If Labour's David Shearer ran the safest campaign in his bid to win tomorrow's Mt Albert byelection, National's Melissa Lee was the most dangerous.
Her inability to see political danger was on display yesterday at the last public meeting the main four candidates attended when she told the audience she earned $2 an hour.
It was not funny - and it was not true.
Her $131,000 annual salary means that if she is paid for every second of every hour of every day, including those when she is fast asleep, she earns $14.99 an hour.
National's decision to ditch Labour's Waterview tunnel, its poor handling of the Super City proposals and Melissa Lee's misjudged comments on criminals from South Auckland ended the prospect of a blue upset in the Labour stronghold.
Melissa Lee was a list-only candidate at the general election in November last year and has had no political apprenticeship. But that cannot be an excuse for everything.
Act's candidate, list MP John Boscawen, has had no apprenticeship but suggesting that he is low-paid is not something he would ever have said.
Mr Boscawen is a very intense campaigner for whatever he believes in, as was evident in his personal crusade against the Electoral Finance Act before entering Parliament.
The campaign for a community has exposed a softer side to him and exposed him to a more effective way of campaigning for a low-tax Act policy.

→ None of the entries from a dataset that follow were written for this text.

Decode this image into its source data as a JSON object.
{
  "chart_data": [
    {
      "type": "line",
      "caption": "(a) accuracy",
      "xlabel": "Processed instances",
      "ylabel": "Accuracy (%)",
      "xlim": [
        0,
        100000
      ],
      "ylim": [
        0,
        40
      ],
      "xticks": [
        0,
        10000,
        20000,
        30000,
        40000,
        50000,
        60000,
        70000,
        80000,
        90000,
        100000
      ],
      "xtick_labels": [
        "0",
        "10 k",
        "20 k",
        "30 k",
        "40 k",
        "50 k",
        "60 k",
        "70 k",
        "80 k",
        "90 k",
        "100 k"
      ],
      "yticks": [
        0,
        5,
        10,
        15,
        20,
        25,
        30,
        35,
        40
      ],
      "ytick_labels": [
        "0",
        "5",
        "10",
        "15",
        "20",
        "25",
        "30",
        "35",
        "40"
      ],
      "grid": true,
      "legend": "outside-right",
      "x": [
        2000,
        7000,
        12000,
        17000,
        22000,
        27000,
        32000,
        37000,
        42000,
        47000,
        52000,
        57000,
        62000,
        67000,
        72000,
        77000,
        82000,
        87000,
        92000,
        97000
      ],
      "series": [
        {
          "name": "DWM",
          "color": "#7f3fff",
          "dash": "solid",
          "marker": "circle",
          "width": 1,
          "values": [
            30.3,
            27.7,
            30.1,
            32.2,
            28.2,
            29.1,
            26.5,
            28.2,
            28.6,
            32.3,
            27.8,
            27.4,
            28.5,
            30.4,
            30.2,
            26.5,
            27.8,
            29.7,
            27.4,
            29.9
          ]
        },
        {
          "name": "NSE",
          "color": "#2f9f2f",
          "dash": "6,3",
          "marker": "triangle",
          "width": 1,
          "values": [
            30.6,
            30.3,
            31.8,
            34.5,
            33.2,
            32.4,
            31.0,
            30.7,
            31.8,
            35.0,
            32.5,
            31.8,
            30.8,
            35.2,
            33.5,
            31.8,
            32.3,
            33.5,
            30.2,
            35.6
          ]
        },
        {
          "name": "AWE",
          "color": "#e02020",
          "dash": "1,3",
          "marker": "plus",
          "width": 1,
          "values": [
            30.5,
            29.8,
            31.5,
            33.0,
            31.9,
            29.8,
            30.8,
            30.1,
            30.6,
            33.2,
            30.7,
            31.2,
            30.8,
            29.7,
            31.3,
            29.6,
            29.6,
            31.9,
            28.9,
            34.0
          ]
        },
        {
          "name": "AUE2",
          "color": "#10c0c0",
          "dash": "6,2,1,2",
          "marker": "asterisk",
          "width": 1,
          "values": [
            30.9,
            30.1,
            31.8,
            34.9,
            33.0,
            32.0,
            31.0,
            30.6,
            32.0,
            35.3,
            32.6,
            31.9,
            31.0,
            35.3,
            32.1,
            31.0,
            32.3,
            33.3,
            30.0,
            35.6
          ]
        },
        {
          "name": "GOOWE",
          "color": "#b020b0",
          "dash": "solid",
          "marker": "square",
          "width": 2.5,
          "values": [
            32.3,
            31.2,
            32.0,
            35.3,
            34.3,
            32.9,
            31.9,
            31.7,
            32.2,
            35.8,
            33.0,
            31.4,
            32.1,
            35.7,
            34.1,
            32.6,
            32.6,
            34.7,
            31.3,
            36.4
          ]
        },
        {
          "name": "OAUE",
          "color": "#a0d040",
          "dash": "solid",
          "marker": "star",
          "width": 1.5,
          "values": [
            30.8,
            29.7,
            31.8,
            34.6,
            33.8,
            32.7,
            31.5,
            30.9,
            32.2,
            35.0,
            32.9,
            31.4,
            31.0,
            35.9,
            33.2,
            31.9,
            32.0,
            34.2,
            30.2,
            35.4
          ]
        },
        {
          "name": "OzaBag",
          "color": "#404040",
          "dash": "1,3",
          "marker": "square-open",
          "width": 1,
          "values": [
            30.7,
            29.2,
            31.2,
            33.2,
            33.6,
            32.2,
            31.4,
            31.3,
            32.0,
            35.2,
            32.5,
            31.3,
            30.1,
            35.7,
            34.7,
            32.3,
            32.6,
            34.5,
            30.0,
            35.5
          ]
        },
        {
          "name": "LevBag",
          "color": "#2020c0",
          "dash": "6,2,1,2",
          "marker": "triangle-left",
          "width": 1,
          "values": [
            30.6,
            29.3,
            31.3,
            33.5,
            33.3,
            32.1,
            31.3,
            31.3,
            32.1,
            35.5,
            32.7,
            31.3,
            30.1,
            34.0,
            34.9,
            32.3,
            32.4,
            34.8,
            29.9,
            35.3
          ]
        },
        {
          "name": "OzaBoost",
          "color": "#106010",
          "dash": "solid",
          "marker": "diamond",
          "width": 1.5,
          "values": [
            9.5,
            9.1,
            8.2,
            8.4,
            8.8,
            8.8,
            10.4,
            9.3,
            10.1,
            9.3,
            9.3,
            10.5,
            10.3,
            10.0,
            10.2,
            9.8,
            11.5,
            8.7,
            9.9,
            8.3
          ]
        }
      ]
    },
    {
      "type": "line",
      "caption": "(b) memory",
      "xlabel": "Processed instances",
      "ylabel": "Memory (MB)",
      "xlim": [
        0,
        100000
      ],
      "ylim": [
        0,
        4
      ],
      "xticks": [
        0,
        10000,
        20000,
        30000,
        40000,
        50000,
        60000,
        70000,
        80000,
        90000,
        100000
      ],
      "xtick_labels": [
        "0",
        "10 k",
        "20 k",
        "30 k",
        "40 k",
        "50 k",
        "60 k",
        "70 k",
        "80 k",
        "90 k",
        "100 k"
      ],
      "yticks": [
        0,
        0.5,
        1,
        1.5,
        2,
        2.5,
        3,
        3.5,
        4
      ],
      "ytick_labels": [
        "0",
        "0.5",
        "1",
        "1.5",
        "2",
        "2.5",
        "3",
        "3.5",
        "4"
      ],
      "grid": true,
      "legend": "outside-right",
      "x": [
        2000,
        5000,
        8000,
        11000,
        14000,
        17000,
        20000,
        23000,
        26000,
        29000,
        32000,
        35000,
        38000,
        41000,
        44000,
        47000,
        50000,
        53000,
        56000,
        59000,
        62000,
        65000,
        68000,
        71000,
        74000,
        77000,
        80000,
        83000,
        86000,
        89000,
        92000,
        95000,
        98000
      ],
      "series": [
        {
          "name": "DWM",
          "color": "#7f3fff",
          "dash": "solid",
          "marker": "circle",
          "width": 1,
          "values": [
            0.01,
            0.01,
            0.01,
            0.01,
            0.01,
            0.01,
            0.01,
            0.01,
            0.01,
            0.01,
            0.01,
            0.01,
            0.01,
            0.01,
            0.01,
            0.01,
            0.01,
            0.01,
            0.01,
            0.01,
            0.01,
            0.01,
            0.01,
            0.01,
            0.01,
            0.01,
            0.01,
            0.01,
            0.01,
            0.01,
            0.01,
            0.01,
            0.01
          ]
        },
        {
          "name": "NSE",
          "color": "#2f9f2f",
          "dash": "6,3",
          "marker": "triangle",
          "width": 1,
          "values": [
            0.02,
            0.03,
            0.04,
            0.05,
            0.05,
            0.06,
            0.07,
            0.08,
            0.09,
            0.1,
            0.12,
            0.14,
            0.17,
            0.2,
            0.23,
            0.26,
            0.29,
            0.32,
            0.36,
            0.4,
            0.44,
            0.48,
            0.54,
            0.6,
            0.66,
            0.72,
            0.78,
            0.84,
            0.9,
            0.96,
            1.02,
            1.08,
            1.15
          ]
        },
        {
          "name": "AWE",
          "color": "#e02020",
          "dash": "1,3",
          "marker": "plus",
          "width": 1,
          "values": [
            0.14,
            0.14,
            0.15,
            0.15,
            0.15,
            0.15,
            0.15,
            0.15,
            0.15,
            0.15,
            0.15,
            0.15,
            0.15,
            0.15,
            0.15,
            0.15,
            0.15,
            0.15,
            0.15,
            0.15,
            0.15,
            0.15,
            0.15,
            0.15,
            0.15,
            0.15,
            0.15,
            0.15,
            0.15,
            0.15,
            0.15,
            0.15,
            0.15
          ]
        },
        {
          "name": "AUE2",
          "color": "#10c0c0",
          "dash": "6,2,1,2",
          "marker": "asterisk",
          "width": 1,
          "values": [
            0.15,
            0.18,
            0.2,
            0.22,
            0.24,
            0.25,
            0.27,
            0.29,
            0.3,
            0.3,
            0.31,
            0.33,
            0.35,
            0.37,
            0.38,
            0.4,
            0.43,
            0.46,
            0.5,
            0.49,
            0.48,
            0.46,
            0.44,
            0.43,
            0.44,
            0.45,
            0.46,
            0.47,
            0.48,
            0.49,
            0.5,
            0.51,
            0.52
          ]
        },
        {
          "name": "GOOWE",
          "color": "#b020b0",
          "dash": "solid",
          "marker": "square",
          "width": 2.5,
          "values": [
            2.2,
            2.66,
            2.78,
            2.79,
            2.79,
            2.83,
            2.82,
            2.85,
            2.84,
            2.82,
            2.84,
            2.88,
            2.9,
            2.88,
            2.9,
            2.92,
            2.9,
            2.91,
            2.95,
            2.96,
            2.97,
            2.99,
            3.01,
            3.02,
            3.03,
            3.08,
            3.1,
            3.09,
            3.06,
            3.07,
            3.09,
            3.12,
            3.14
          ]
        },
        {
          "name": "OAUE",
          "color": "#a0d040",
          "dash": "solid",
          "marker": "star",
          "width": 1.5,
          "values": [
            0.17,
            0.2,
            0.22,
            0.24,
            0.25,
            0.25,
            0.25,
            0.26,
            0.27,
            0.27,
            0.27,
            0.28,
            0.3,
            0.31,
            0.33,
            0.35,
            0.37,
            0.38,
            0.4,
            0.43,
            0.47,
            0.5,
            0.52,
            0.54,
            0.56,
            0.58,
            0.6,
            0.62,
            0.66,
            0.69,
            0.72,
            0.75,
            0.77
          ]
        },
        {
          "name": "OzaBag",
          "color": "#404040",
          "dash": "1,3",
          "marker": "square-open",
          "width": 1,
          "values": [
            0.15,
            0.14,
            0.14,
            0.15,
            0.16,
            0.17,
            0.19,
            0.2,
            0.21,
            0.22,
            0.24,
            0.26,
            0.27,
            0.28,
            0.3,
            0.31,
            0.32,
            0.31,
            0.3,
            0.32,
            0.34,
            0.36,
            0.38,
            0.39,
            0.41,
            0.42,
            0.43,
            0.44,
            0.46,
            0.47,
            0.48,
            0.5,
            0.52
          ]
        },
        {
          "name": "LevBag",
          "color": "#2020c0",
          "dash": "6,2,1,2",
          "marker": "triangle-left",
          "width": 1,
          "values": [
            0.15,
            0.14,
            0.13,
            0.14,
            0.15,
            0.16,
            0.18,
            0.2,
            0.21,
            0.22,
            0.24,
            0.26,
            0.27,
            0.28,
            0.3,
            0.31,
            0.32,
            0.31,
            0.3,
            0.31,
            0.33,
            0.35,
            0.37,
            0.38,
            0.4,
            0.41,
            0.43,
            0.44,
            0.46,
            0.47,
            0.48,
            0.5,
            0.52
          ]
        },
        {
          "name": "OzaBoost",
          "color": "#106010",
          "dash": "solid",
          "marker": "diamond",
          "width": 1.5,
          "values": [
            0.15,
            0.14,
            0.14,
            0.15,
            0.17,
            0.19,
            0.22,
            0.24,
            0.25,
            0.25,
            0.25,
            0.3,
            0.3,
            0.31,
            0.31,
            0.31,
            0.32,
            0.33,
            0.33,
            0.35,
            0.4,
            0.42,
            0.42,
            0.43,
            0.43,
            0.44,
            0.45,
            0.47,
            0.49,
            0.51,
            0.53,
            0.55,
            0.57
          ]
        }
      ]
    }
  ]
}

He is responsible for one of the most enduring images of the campaign, the lamington placed upon his head by a protester, which he left there until he had finished his allotted speaking time.
Greens Co-leader Russel Norman gained the most from the campaign other than votes. As the senior leader of the Greens leadership duo, but with little time as an MP, the campaign has given him experience and profile that he badly needed.
With a candidate that could qualify for Mr Puniverse, the party had the cheekiest but catchiest slogan - "get more muscle with Russel."
Mr Shearer shied away from controversy and mentioned "community" hundreds of times. With the Waterview tunnel policy, he projected himself as a local candidate running on a strong, local issue. He is the only one of the main contenders that is not an MP. That will change tomorrow.